Neu am Fachbereich: Prof. Mohammad Emtiyaz Khan

Adaptive Bayesianische Intelligenz

10.06.2026

Professor Mohammad Emtiyaz Khan verstärkt seit dem 1. Juni den Fachbereich Informatik an der TU Darmstadt. Der 47-jährige Experte für Adaptive Bayesianische Intelligenz war zuvor als Teamleiter für ein KI-Projekt am Forschungsinstitit RIKEN in Japan tätig. Wir haben Professor Khan zum Start ein paar Fragen gestellt:

Professor Mohammad Emtiyaz Khan

Warum sollten Studierende sich für Ihre Themen interessieren? Was ist das Spannende daran?

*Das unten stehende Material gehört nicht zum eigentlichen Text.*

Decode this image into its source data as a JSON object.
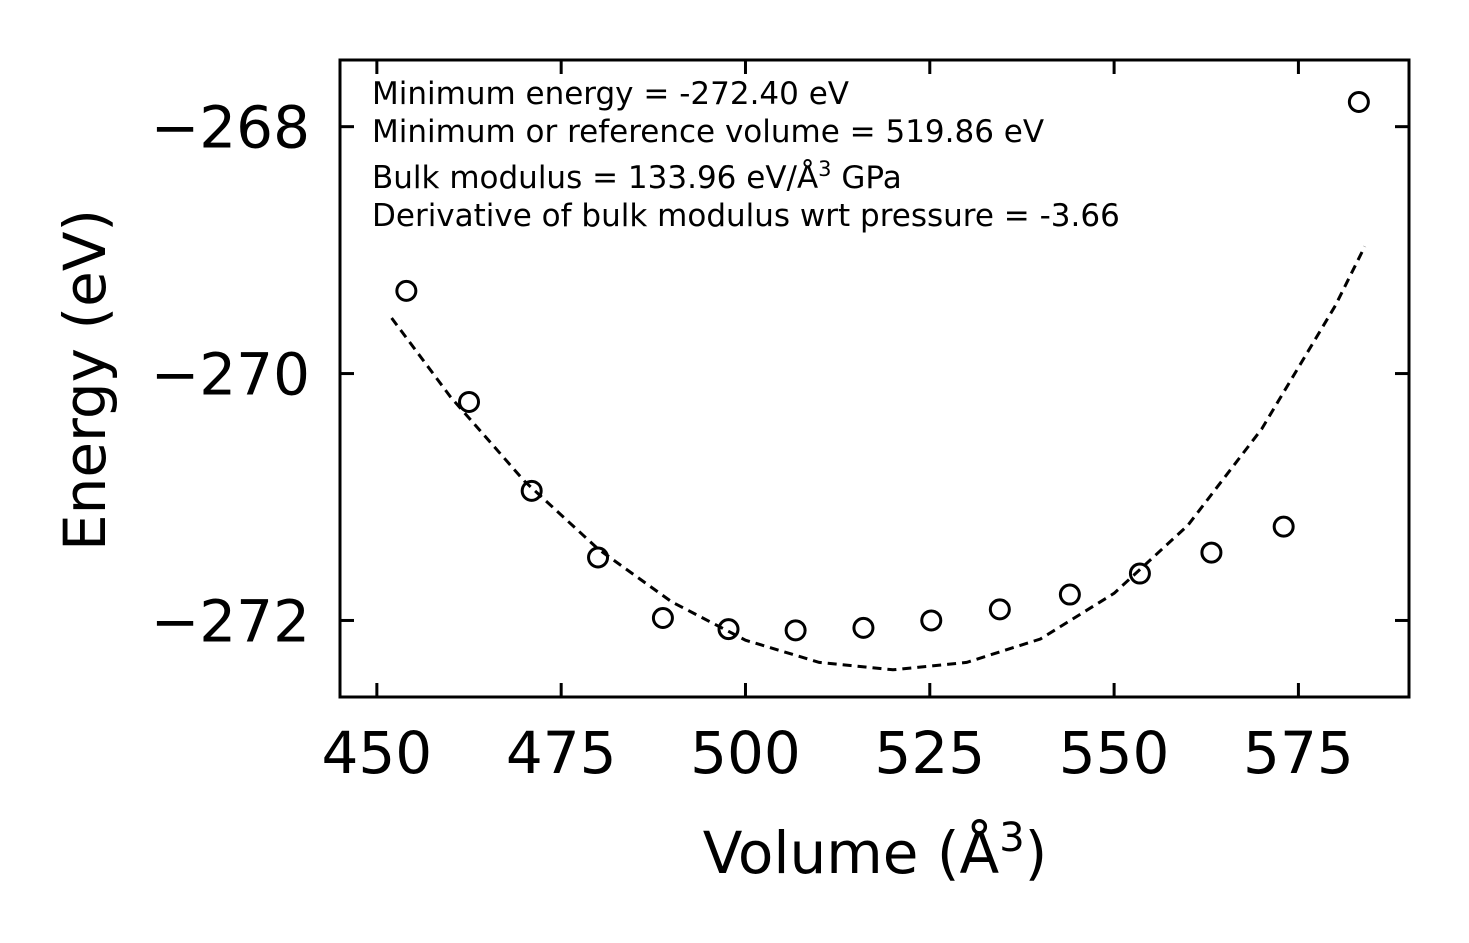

Künstliche Intelligenz (KI) verändert unsere Gesellschaft, und so spannend das auch ist, müssen wir uns doch auch auf neue Möglichkeiten und Herausforderungen vorbereiten. Meine Arbeit konzentriert sich auf neue Paradigmen des maschinellen Lernens, um die Nachhaltigkeit, Transparenz und Zuverlässigkeit von KI zu verbessern. Diese Arbeit ist nicht nur aufgrund ihres Potenzials, die Art und Weise, wie wir KI-Systeme nutzen und entwickeln, grundlegend zu verändern, äußerst wichtig, sondern auch, weil sie uns eines Tages helfen kann, die Geheimnisse des intelligenten Verhaltens sowohl künstlicher als auch natürlicher Wesen zu entschlüsseln.

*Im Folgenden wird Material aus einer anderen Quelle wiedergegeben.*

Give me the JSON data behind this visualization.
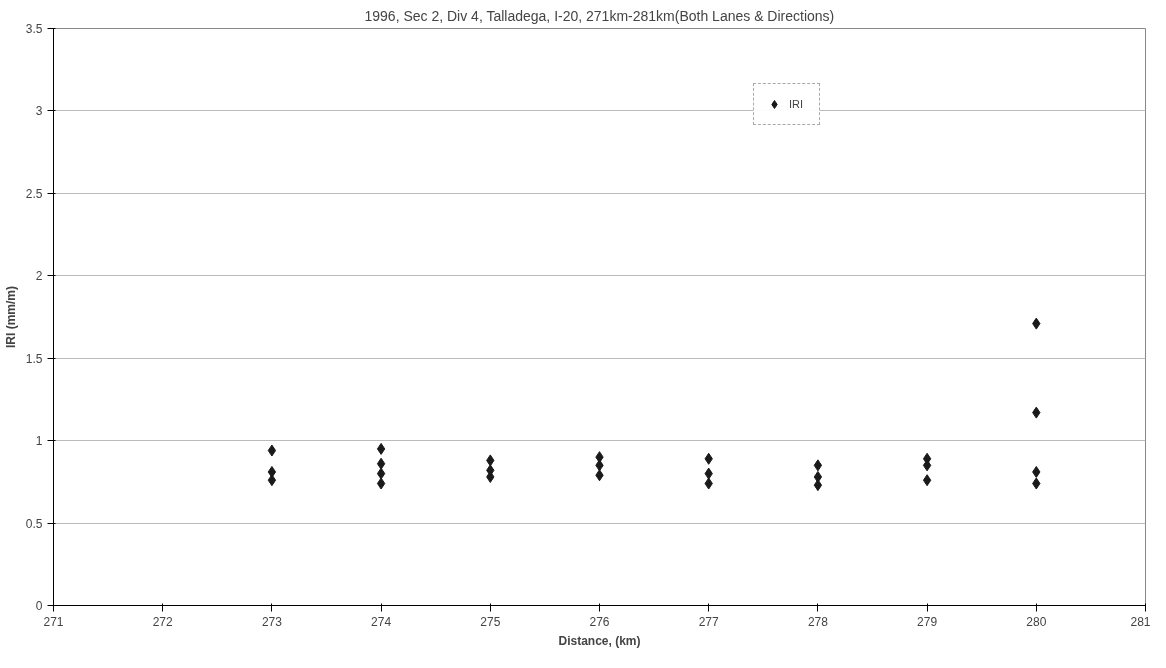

An der TU Darmstadt wird Interdisziplinarität großgeschrieben. Wo gibt es in Ihrem Arbeitsfeld Schnittstellen zu anderen Fachgebieten?

Mein Forschungsschwerpunkt liegt auf maschinellem Lernen und Bayes’schen Methoden, mit Fachkenntnissen in Statistik, Optimierung und Steuerung. Im Laufe der Jahre habe ich mit vielen Forschern aus dem Ingenieurwesen zusammengearbeitet, beispielsweise an Problemen in den Bereichen Kommunikation, komplexe Systeme, Spieltheorie und so weiter. Meine Methoden stehen in engem Zusammenhang mit denen, die in den Natur- und Sozialwissenschaften verwendet werden, wie Kognitionswissenschaft, Psychologie, Wirtschaftswissenschaften, Philosophie, Biologie, Mathematik und Physik. Ich hoffe, mit solchen Fachbereichen an der TU Darmstadt in Kontakt zu treten und zusammenzuarbeiten.

In welchen Fachbereich der TU würden Sie gerne mal einen Tag schnuppern? Warum?

Es fällt mir schwer, mich für eine zu entscheiden, aber in der Vergangenheit habe ich es genossen, von Kognitionswissenschaftlern und Psychologen, aber auch von Physikern und Biologen zu lernen. Ich bin fasziniert von komplexen Systemen, die aus mehreren interagierenden Einheiten bestehen (ob intelligent oder nicht), und davon, wie diese Interaktionen zu neuen, interessanten Mustern führen können. Die Natur ist voll von solchen Phänomenen, und ich möchte sie besser kennenlernen und verstehen.

Wenn ich heute Student wäre, würde ich…

.. das Gleiche tun wie damals: neugierig sein, tiefgründig nachdenken und Spaß haben.

Der beste Ausgleich zu einem stressigen Arbeitstag ist …

… mit meiner Familie irgendwo in der Natur zu sein (wandern, schwimmen, zelten oder einfach nur zusammen sein).